Alien Skin

Heathen Harvest reviews 'Don't Open Till Doomsday'

Heathen Harvest Magazine reviews 'Don't Open Till Doomsday'

by Jack the Ripper
1 May 2009

Very fond memories from my childhood come whenever I listen some of the classic hits from the 80's, vivid episodes are taken back: friendships, places, pleasures and sorrows, vital mischief and discovery, it's like a funny time machine game working inside the mind. Nevertheless, this doesn't happen with all kind of songs or authors. Some songs or even albums definitively mark the soundtrack from our lives while others simply don't. No wonder why many of the hits that mark a facet, that ultimately conform a file inside our memory leading to a full set of feelings and experiences correspond to historical pop hits then. These hits are not only related with our own life experience but with a global one, a mutual feeling and perception shared by millions of other souls that ultimately granted the song its historical status. Things that survive are the things that are representative for culture; a song is just a modern version on oral tradition, a tale about time events that keep a close relation with the individuals exposed to it.

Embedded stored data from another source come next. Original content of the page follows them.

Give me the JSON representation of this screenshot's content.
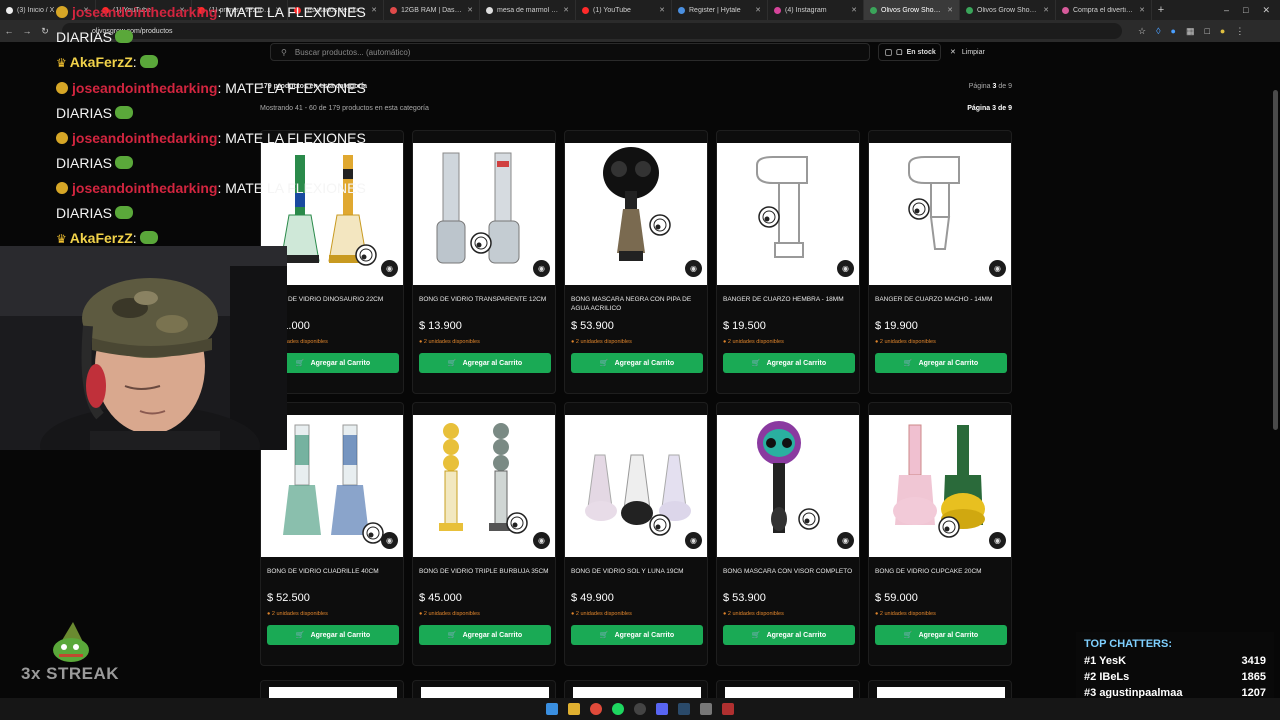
{
  "browser": {
    "tabs": [
      {
        "title": "(3) Inicio / X",
        "color": "#eeeeee"
      },
      {
        "title": "(1) YouTube",
        "color": "#ff2a2a"
      },
      {
        "title": "(1) primera vez tom...",
        "color": "#ff2a2a"
      },
      {
        "title": "resultados de cluster o...",
        "color": "#ff2a2a"
      },
      {
        "title": "12GB RAM | Dashboa...",
        "color": "#e04a4a"
      },
      {
        "title": "mesa de marmol vinil...",
        "color": "#dddddd"
      },
      {
        "title": "(1) YouTube",
        "color": "#ff2a2a"
      },
      {
        "title": "Register | Hytale",
        "color": "#4a8fe0"
      },
      {
        "title": "(4) Instagram",
        "color": "#d6449a"
      },
      {
        "title": "Olivos Grow Shop - T...",
        "color": "#3aa55a",
        "active": true
      },
      {
        "title": "Olivos Grow Shop - T...",
        "color": "#3aa55a"
      },
      {
        "title": "Compra el divertido B...",
        "color": "#d65a9a"
      }
    ],
    "url": "olivosgrow.com/productos"
  },
  "shop": {
    "search_placeholder": "Buscar productos... (automático)",
    "stock_label": "En stock",
    "clear_label": "Limpiar",
    "count_text": "179 productos en esta categoría",
    "showing_text": "Mostrando 41 - 60 de 179 productos en esta categoría",
    "page_prefix": "Página",
    "page_current": "3",
    "page_of": "de",
    "page_total": "9",
    "add_label": "Agregar al Carrito",
    "products": [
      {
        "name": "BONG DE VIDRIO DINOSAURIO 22CM",
        "price": "$ 51.000",
        "avail": "2 unidades disponibles",
        "img": "dino"
      },
      {
        "name": "BONG DE VIDRIO TRANSPARENTE 12CM",
        "price": "$ 13.900",
        "avail": "2 unidades disponibles",
        "img": "clear"
      },
      {
        "name": "BONG MASCARA NEGRA CON PIPA DE AGUA ACRILICO",
        "price": "$ 53.900",
        "avail": "2 unidades disponibles",
        "img": "mask"
      },
      {
        "name": "BANGER DE CUARZO HEMBRA - 18MM",
        "price": "$ 19.500",
        "avail": "2 unidades disponibles",
        "img": "banger"
      },
      {
        "name": "BANGER DE CUARZO MACHO - 14MM",
        "price": "$ 19.900",
        "avail": "2 unidades disponibles",
        "img": "banger2"
      },
      {
        "name": "BONG DE VIDRIO CUADRILLE 40CM",
        "price": "$ 52.500",
        "avail": "2 unidades disponibles",
        "img": "plaid"
      },
      {
        "name": "BONG DE VIDRIO TRIPLE BURBUJA 35CM",
        "price": "$ 45.000",
        "avail": "2 unidades disponibles",
        "img": "bubble"
      },
      {
        "name": "BONG DE VIDRIO SOL Y LUNA 19CM",
        "price": "$ 49.900",
        "avail": "2 unidades disponibles",
        "img": "sunmoon"
      },
      {
        "name": "BONG MASCARA CON VISOR COMPLETO",
        "price": "$ 53.900",
        "avail": "2 unidades disponibles",
        "img": "skull"
      },
      {
        "name": "BONG DE VIDRIO CUPCAKE 20CM",
        "price": "$ 59.000",
        "avail": "2 unidades disponibles",
        "img": "cupcake"
      }
    ]
  },
  "stream": {
    "chat": [
      {
        "user": "joseandointhedarking",
        "msg": ": MATE LA FLEXIONES",
        "type": "jose"
      },
      {
        "user": "",
        "msg": "DIARIAS",
        "type": "cont"
      },
      {
        "user": "AkaFerzZ",
        "msg": ":",
        "type": "aka"
      },
      {
        "user": "joseandointhedarking",
        "msg": ": MATE LA FLEXIONES",
        "type": "jose"
      },
      {
        "user": "",
        "msg": "DIARIAS",
        "type": "cont"
      },
      {
        "user": "joseandointhedarking",
        "msg": ": MATE LA FLEXIONES",
        "type": "jose"
      },
      {
        "user": "",
        "msg": "DIARIAS",
        "type": "cont"
      },
      {
        "user": "joseandointhedarking",
        "msg": ": MATE LA FLEXIONES",
        "type": "jose"
      },
      {
        "user": "",
        "msg": "DIARIAS",
        "type": "cont"
      },
      {
        "user": "AkaFerzZ",
        "msg": ":",
        "type": "aka"
      }
    ],
    "streak_text": "3x STREAK",
    "top_chatters_title": "TOP CHATTERS:",
    "top_chatters": [
      {
        "rank": "#1",
        "name": "YesK",
        "count": "3419"
      },
      {
        "rank": "#2",
        "name": "IBeLs",
        "count": "1865"
      },
      {
        "rank": "#3",
        "name": "agustinpaalmaa",
        "count": "1207"
      }
    ]
  }
}
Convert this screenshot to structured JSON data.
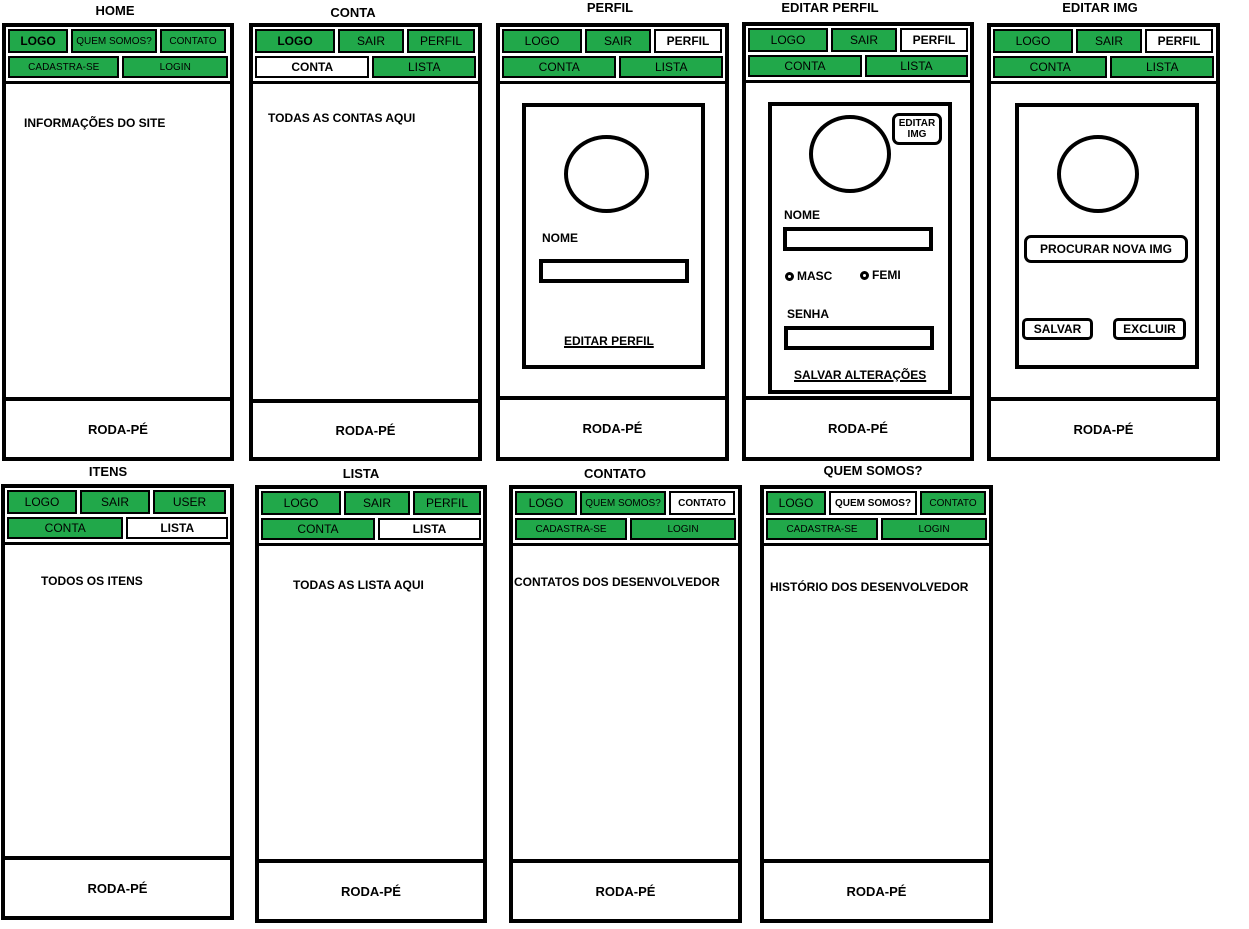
{
  "nav": {
    "logo": "LOGO",
    "quem_somos": "QUEM SOMOS?",
    "contato": "CONTATO",
    "cadastra_se": "CADASTRA-SE",
    "login": "LOGIN",
    "sair": "SAIR",
    "perfil": "PERFIL",
    "conta": "CONTA",
    "lista": "LISTA",
    "user": "USER"
  },
  "footer": "RODA-PÉ",
  "screens": {
    "home": {
      "title": "HOME",
      "content": "INFORMAÇÕES DO SITE"
    },
    "conta": {
      "title": "CONTA",
      "content": "TODAS AS CONTAS AQUI"
    },
    "perfil": {
      "title": "PERFIL",
      "nome_label": "NOME",
      "editar_link": "EDITAR PERFIL"
    },
    "editar_perfil": {
      "title": "EDITAR PERFIL",
      "editar_img": "EDITAR IMG",
      "nome_label": "NOME",
      "masc": "MASC",
      "femi": "FEMI",
      "senha_label": "SENHA",
      "salvar_link": "SALVAR ALTERAÇÕES"
    },
    "editar_img": {
      "title": "EDITAR IMG",
      "procurar": "PROCURAR NOVA IMG",
      "salvar": "SALVAR",
      "excluir": "EXCLUIR"
    },
    "itens": {
      "title": "ITENS",
      "content": "TODOS OS ITENS"
    },
    "lista": {
      "title": "LISTA",
      "content": "TODAS AS LISTA AQUI"
    },
    "contato": {
      "title": "CONTATO",
      "content": "CONTATOS DOS DESENVOLVEDOR"
    },
    "quem_somos": {
      "title": "QUEM SOMOS?",
      "content": "HISTÓRIO DOS DESENVOLVEDOR"
    }
  }
}
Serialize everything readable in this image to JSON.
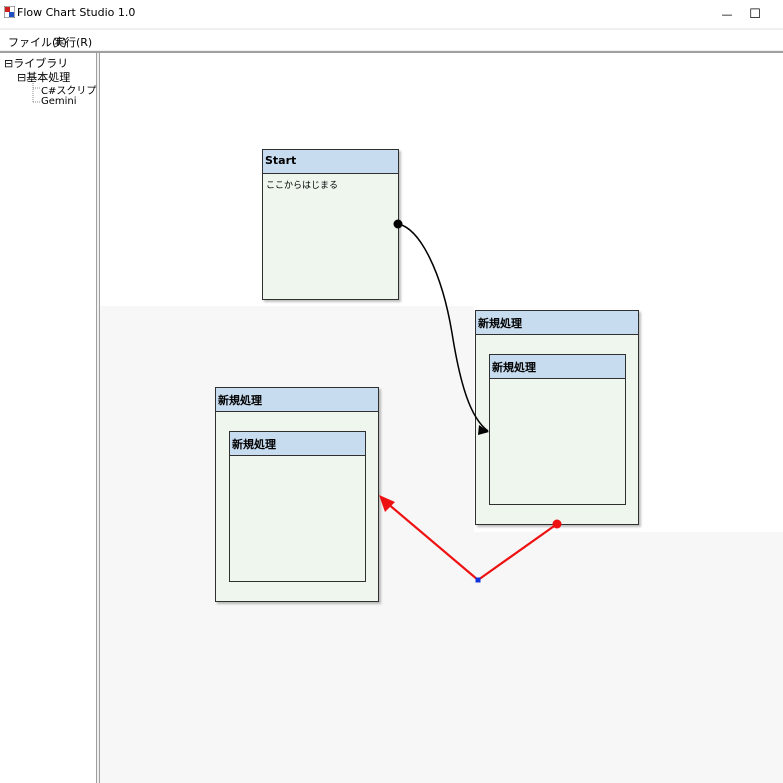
{
  "window": {
    "title": "Flow Chart Studio 1.0",
    "minimize_glyph": "—",
    "maximize_glyph": "☐"
  },
  "menu": {
    "items": [
      {
        "label": "ファイル(F)"
      },
      {
        "label": "実行(R)"
      }
    ]
  },
  "tree": {
    "root": {
      "expander": "⊟",
      "label": "ライブラリ"
    },
    "group": {
      "expander": "⊟",
      "label": "基本処理"
    },
    "leaves": [
      {
        "label": "C#スクリプト"
      },
      {
        "label": "Gemini"
      }
    ]
  },
  "nodes": {
    "start": {
      "title": "Start",
      "body": "ここからはじまる"
    },
    "right_outer": {
      "title": "新規処理"
    },
    "right_inner": {
      "title": "新規処理"
    },
    "left_outer": {
      "title": "新規処理"
    },
    "left_inner": {
      "title": "新規処理"
    }
  },
  "colors": {
    "node_header": "#c8dcf0",
    "node_body": "#eef6ee",
    "connector_selected": "#ee1111",
    "connector_normal": "#000000",
    "bend_handle": "#1133dd"
  }
}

Only the important tales prevail, the strong ones, the ones charged with the magic and dimension of the instant that they ultimately capture. For some just a hit would constitute their fame while the rest of their work will remain obscured, some others instead, maintain an inspired insight that allows them to be in touch with the time they live into, the things that happens and the idiosyncrasy of the moment allowing them to expand their creation for decades, transforming their work into cult and to mark historical breakpoints even. When someone who has already inscribed his name in the annals of music history comes back with another project one may especially project an especial kind of attention over him.

This is the case of Alien Skin, a side project from the talented synth master George Pappas, ex member from the Australian band Real Life creators of the famous song "Send me an angel", a hit that got branded as one of the best synth pop songs from the 80's. "Don't open till doomsday" pays homage to classic 80's genres, worshiping its sensibility and love for synth melody in a more traditional sense but opening the door to experimental additions and contents bordering ambient psychedelia that at times reminds of Coil in its intricate arrangements and complex sonorities. A dark wave tone is also noticed that could be referenced with flirts with Martin L Gore solo works, as a matter of fact the melancholic tone given to the synth lines and the touch of darkened atmosphere landed in ambient textures and sophisticated digital and analog components remits to a defined influence in this direction. But there is a varied definition on his composition, an expanded colour palette is appreciated that adds a marginal tone and takes distance from a definitive imitation. His voice and some arrangements reminds of the experimental side from Marc Almond, mixing exoticism with romantic themes and somber backgrounds that intensify the aural expectation from the listener. His compositions are really meticulous, evidently dedicated to detail and subtleties, this is also appreciable on the vocal arrangements, changing tones and yet maintaining a natural flow that is both mellow and shady.

This music has an odd character, sometimes sensual and earthly while others is just like a lone abandoned spaceship floating in the immensity of space, this aspect could be related with the fact that the voice constitutes the organic component while the electronic ambience and rhythmic accompaniments are melancholic and cold, opaque in contrast. Tracks wander between typical analog synth-pop harmonies adorned with sophisticated digital textures and accompanied by downtempo rhythms filled with an organic touch and sometimes subtle electro infiltrations. Following the logic from this combination a modern act that could be coupled with this creation is Othon, minus the operatic side. Percussion is minimal but notably based on downtempo leanings, glitch details are found, micro beats and simplistic sequences that share sympathy with trip-hop and chill out. The preoccupation with melody and texture above rhythm results impressive and seducing and probably constitutes the principal ace along with the inclusion of modern technologies and sound additions, its relaxed chill out melancholia suits well in the night that falls over the city.

So the debut from Alien Skin constitutes a modernized version of synth-pop, avoiding the extreme simplicity from the beginnings of the genre and advancing into the sound of the future with their alliance of darkened ambience, coupling modern rhythmic synthesis and ultra polished finishes impress with its marvellous combination created, ultimately the whole union from these characteristics results exquisite, a strange potion with dark magic. Its beautiful evocation of melancholy through lyrical content dealing with varied thematic on dark love, loss, despair, solitude, ontological alien encounters and even an ambiguous notation on existential horror found in "Dust to ashes 1945" gives a glimpse on how vast the thematic form the work is and the experience from the author in terms of musical inspiration. Ultimately the work is solid as it uses the past on his favour, reviving dreams and evocations from it (as its structured in synth-pop basics) but adapting them into our times, our feelings and aesthetics condensing in it a contemporary universal experience. A modern tale is told by Alien Skin, ultimately a hit for the soul and the heart.